The first step in protection is making sure your kiwi is properly pruned. You should have a single "trunk" that runs to the top of your trellis, where it should be cut. From here, 2 lateral branches will be trained out in each direction. If you don't have a good pruning resource, find one. If you look at the kiwi above, before being pruned, you can see it has a mass of "stems" instead of one big "trunk". To prune for the first year, I picked the strongest and most vigorous branch to become the trunk; all others were cut off at ground level. It was then tied to the support.
Remember the battery example I made earlier? Well, in this case, the battery has been charged with enough energy to support the huge bush in the non-pruned example above. Once you remove most of the growth as in the pruned photo, the plant has a lot of extra energy left over. This will cause an explosion of growth this spring, and is known in plant lingo as an "invigorating" prune. This is also effective with really old plants that need a little rejuvenation.
Step 1: Wrap vine with lights. I use the big C9 clear Christmas lights. These are great for everything from holiday decorating, as well as lighting for outdoor dinners, and plant protection! I used one strand per vine and tried to keep the bulbs from touching the plant; if you have lights with clips built on, this is an easy task.
Step 2 (Optional): In order to test the effectiveness of my efforts, I tied a temperature sensor which connects wirelessly to an indoor receiver. After all, what good is an experiment without data?
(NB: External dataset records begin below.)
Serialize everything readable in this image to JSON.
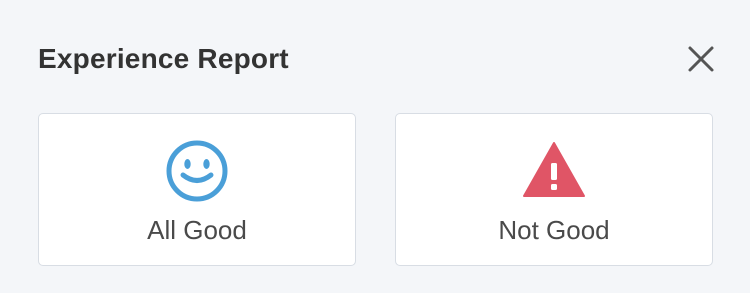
{
  "dialog": {
    "title": "Experience Report",
    "close_icon": "close-icon"
  },
  "options": [
    {
      "label": "All Good",
      "icon": "smiley-face-icon",
      "icon_color": "#4a9fd8"
    },
    {
      "label": "Not Good",
      "icon": "warning-triangle-icon",
      "icon_color": "#e05566"
    }
  ],
  "colors": {
    "background": "#f4f6f9",
    "card_background": "#ffffff",
    "card_border": "#d8dde4",
    "title_text": "#333333",
    "label_text": "#4a4a4a"
  }
}
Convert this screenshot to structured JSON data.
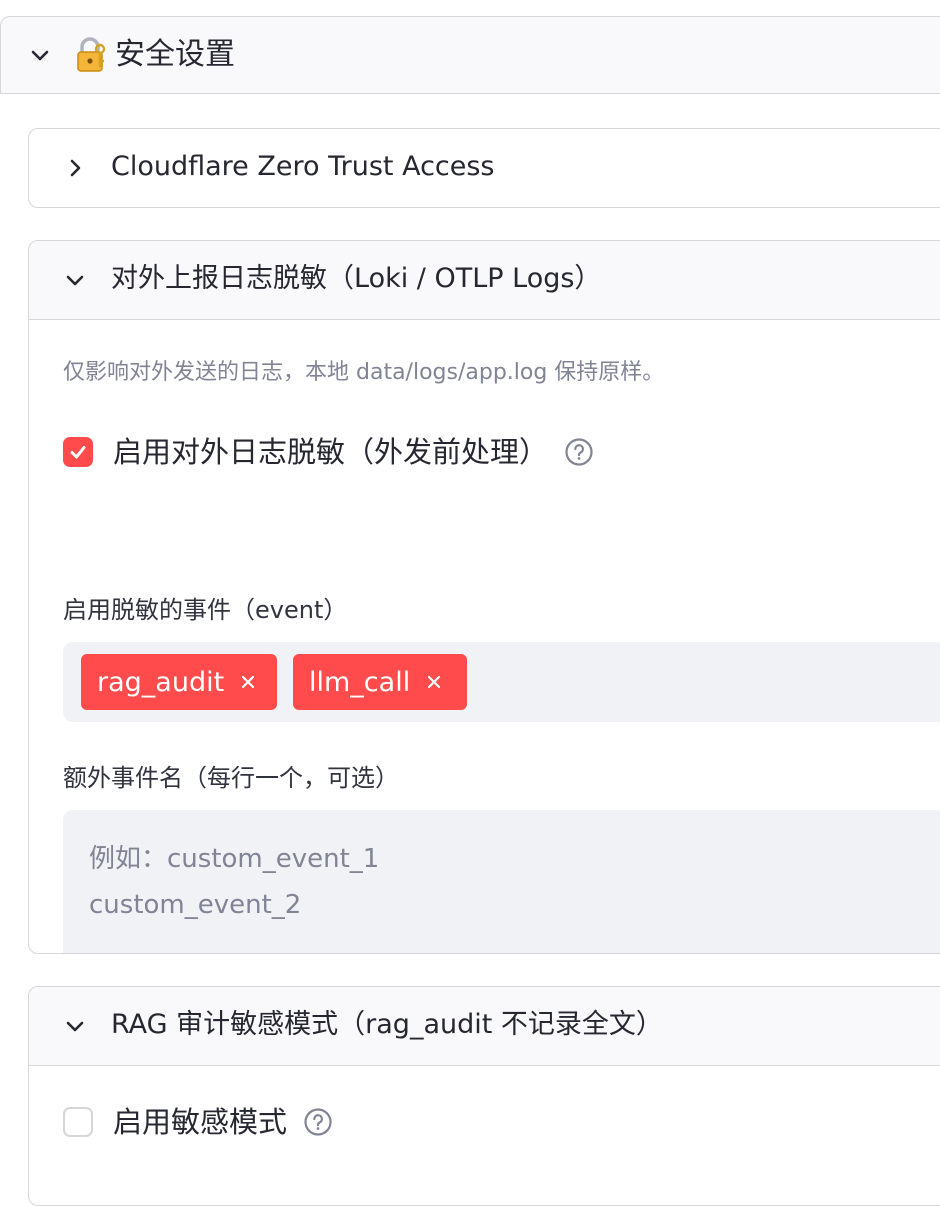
{
  "security": {
    "title": "安全设置",
    "lock_icon": "lock-with-key-icon"
  },
  "cloudflare": {
    "title": "Cloudflare Zero Trust Access"
  },
  "log_masking": {
    "title": "对外上报日志脱敏（Loki / OTLP Logs）",
    "caption": "仅影响对外发送的日志，本地 data/logs/app.log 保持原样。",
    "enable_label": "启用对外日志脱敏（外发前处理）",
    "enable_checked": true,
    "events_label": "启用脱敏的事件（event）",
    "events": [
      {
        "label": "rag_audit"
      },
      {
        "label": "llm_call"
      }
    ],
    "extra_label": "额外事件名（每行一个，可选）",
    "extra_placeholder": "例如：custom_event_1\ncustom_event_2",
    "accent_color": "#ff4b4b"
  },
  "rag_audit": {
    "title": "RAG 审计敏感模式（rag_audit 不记录全文）",
    "enable_label": "启用敏感模式",
    "enable_checked": false
  }
}
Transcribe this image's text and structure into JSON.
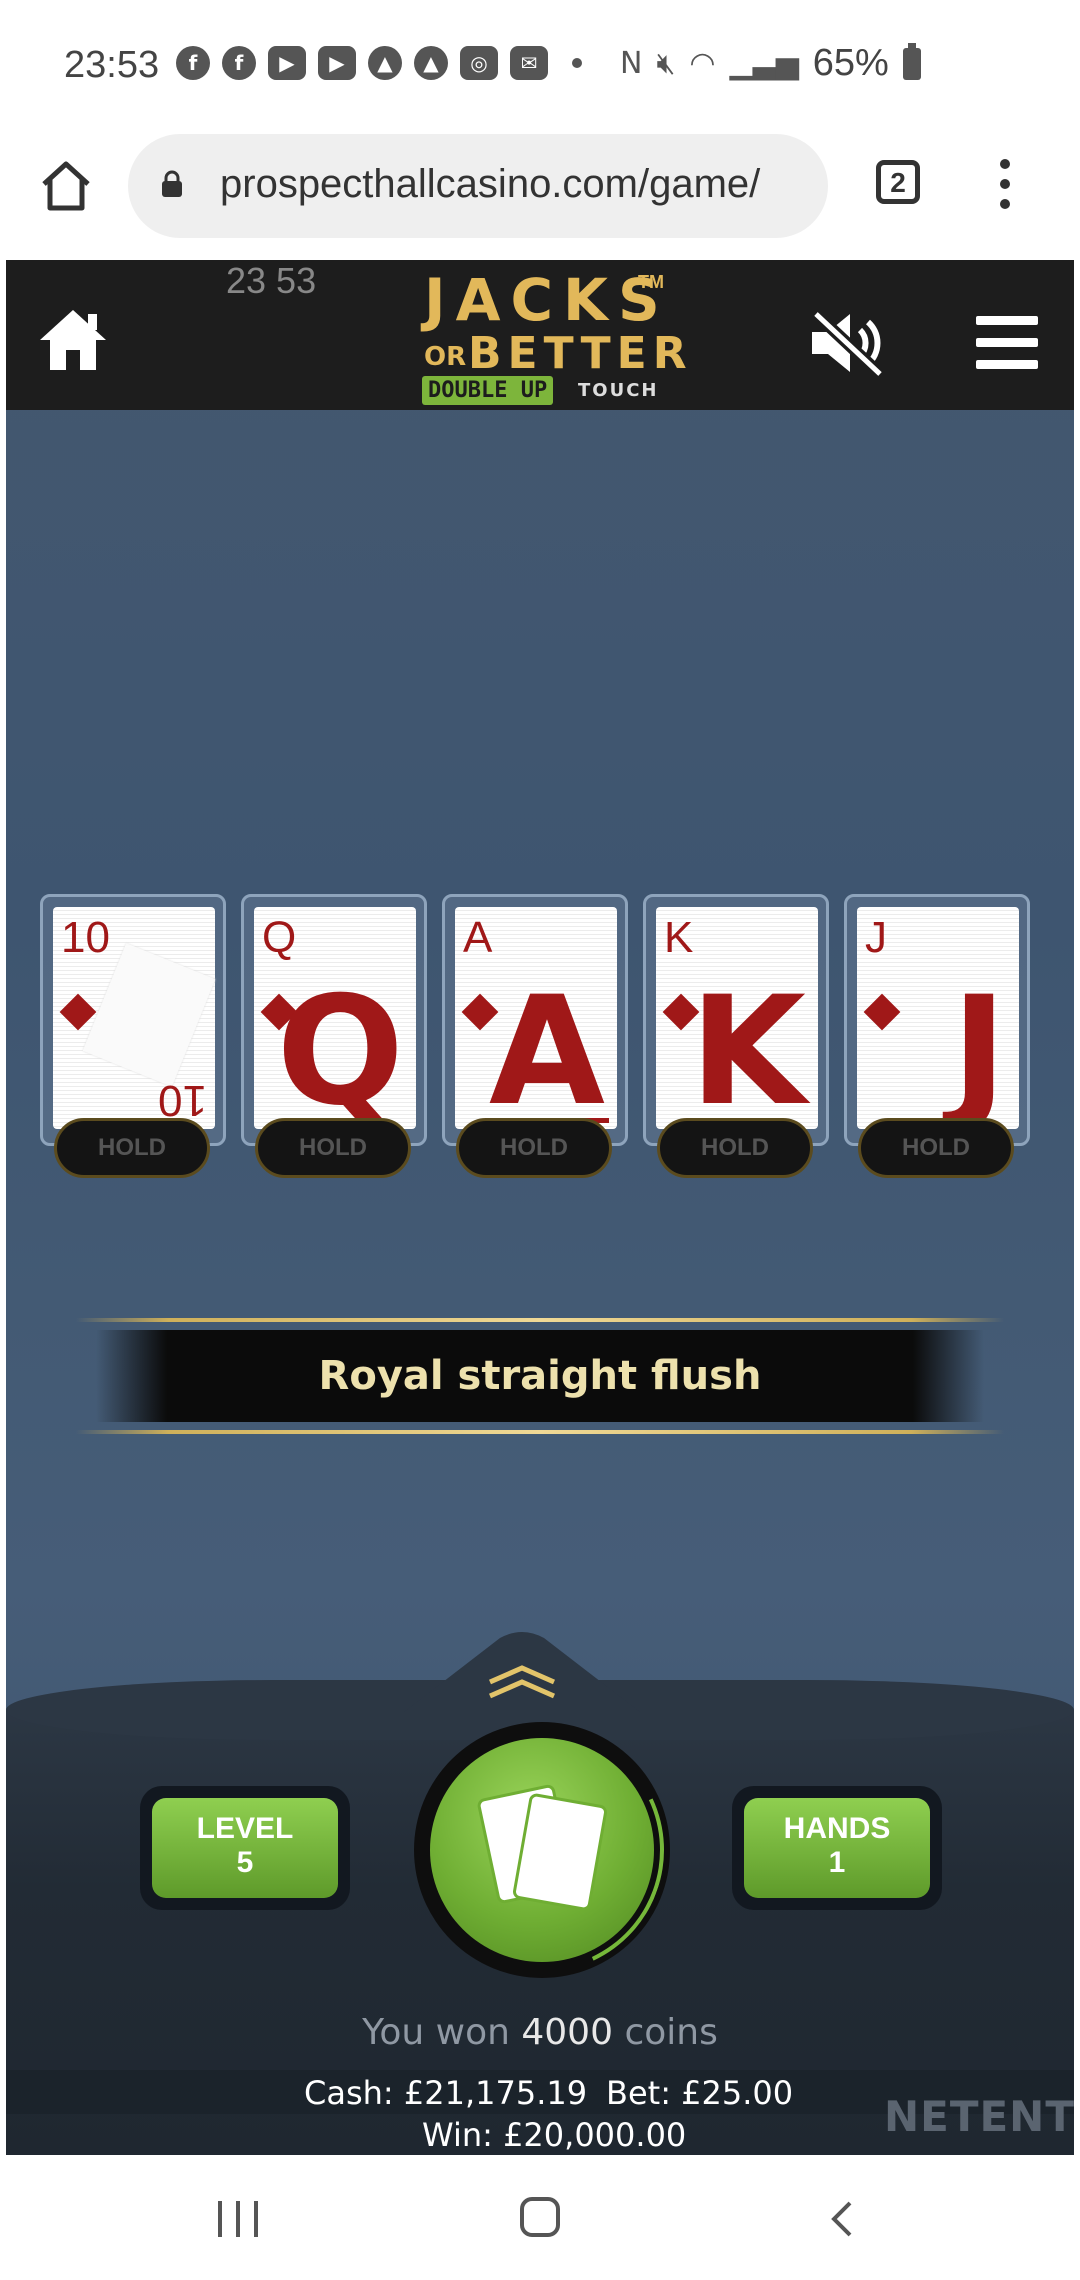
{
  "status_bar": {
    "time": "23:53",
    "battery": "65%"
  },
  "browser": {
    "url": "prospecthallcasino.com/game/",
    "tab_count": "2"
  },
  "game": {
    "clock": "23 53",
    "logo": {
      "jacks": "JACKS",
      "tm": "TM",
      "or": "OR",
      "better": "BETTER",
      "double_up": "DOUBLE UP",
      "touch": "TOUCH"
    },
    "cards": [
      {
        "rank": "10",
        "suit": "diamonds",
        "face": "",
        "hold_label": "HOLD"
      },
      {
        "rank": "Q",
        "suit": "diamonds",
        "face": "Q",
        "hold_label": "HOLD"
      },
      {
        "rank": "A",
        "suit": "diamonds",
        "face": "A",
        "hold_label": "HOLD"
      },
      {
        "rank": "K",
        "suit": "diamonds",
        "face": "K",
        "hold_label": "HOLD"
      },
      {
        "rank": "J",
        "suit": "diamonds",
        "face": "J",
        "hold_label": "HOLD"
      }
    ],
    "result_text": "Royal straight flush",
    "level": {
      "label": "LEVEL",
      "value": "5"
    },
    "hands": {
      "label": "HANDS",
      "value": "1"
    },
    "win_message": {
      "prefix": "You won",
      "amount": "4000",
      "suffix": "coins"
    },
    "cash": "Cash: £21,175.19",
    "bet": "Bet: £25.00",
    "win": "Win: £20,000.00",
    "provider": "NETENT",
    "colors": {
      "felt": "#3f5670",
      "accent_green": "#7db53b",
      "logo_gold": "#e2b85a",
      "card_red": "#a01818"
    }
  }
}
Step 3: Wrap the entire plant in plastic and secure. I used left over bailing twine from last years hay season. Try to make all of your edges overlap, and don't worry too much about the bottom. Just get it as close as possible to the soil.
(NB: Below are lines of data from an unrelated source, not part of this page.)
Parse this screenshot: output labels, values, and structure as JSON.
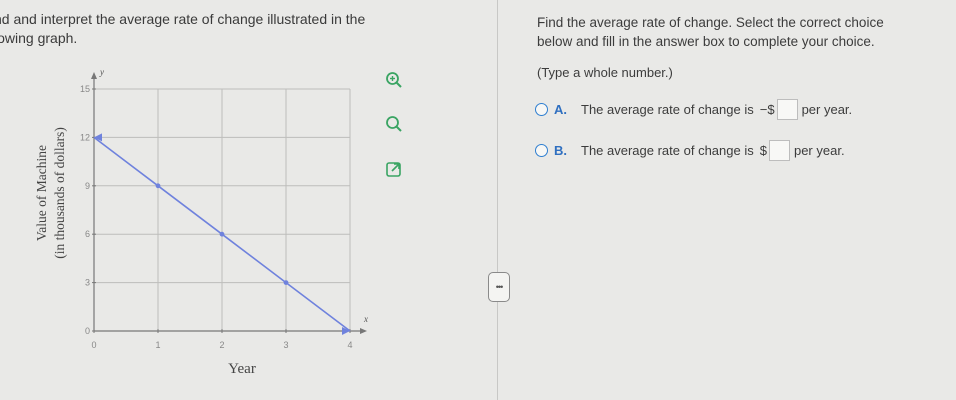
{
  "problem": {
    "line1": "nd and interpret the average rate of change illustrated in the",
    "line2": "lowing graph."
  },
  "graph": {
    "y_axis_label_1": "Value of Machine",
    "y_axis_label_2": "(in thousands of dollars)",
    "y_axis_letter": "y",
    "x_axis_label": "Year",
    "x_axis_letter": "x",
    "y_ticks": [
      "0",
      "3",
      "6",
      "9",
      "12",
      "15"
    ],
    "x_ticks": [
      "0",
      "1",
      "2",
      "3",
      "4"
    ],
    "line_color": "#6f82dd"
  },
  "chart_data": {
    "type": "line",
    "x": [
      0,
      1,
      2,
      3,
      4
    ],
    "series": [
      {
        "values": [
          12,
          9,
          6,
          3,
          0
        ]
      }
    ],
    "xlabel": "Year",
    "ylabel": "Value of Machine (in thousands of dollars)",
    "xlim": [
      0,
      4
    ],
    "ylim": [
      0,
      15
    ],
    "grid": true
  },
  "tools": {
    "zoom_in_icon": "magnifier-plus-icon",
    "zoom_out_icon": "magnifier-icon",
    "popout_icon": "external-link-icon"
  },
  "splitter": {
    "glyph": "•••"
  },
  "question": {
    "line1": "Find the average rate of change. Select the correct choice",
    "line2": "below and fill in the answer box to complete your choice.",
    "hint": "(Type a whole number.)",
    "options": [
      {
        "letter": "A.",
        "text": "The average rate of change is",
        "prefix": "−$",
        "suffix": "per year."
      },
      {
        "letter": "B.",
        "text": "The average rate of change is",
        "prefix": "$",
        "suffix": "per year."
      }
    ]
  },
  "colors": {
    "accent": "#2f7fd1",
    "tool_green": "#3aa463"
  }
}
Step 4: Wrap in burlap and secure. If you don't have burlap use any old bed sheet, blanket, canvas, painters drop cloth...whatever you may have, it isn't really that important as long as it insulates. By having 2 independent layers the first will hold the heat, and the second will provide insulation from the cold.
I finished it off by piling up a layer of straw around the base. It took one flake to do both vines. The total time from start to finish was 30 minutes, of which most of the time was spent rounding up the materials.
While the real test will be tonight when the low dips down to 24F, last night was a pretty good indicator of the insulation provided. The lights were turned on at 9pm last night, and the low was 34F. As you can see from the thermometer the temperature surrounding the vine (remember that sensor I tied to the post...), dropped down to a low of 48 and had a high of 68 degrees. This corresponds to average daily highs and lows before this wild storm blew through.
In 2 days time, the temp will return to normal, and I will remove all of the protection so that the leaves can get some sunlight and continue their precocious growth.
For the time involved, this project really payed off. I'll post an update at the end of the week with my results as well as a nice post for our CSA members on the status of the gardens. Hopefully this helps a few of you get those elusive kiwi fruits you have been after!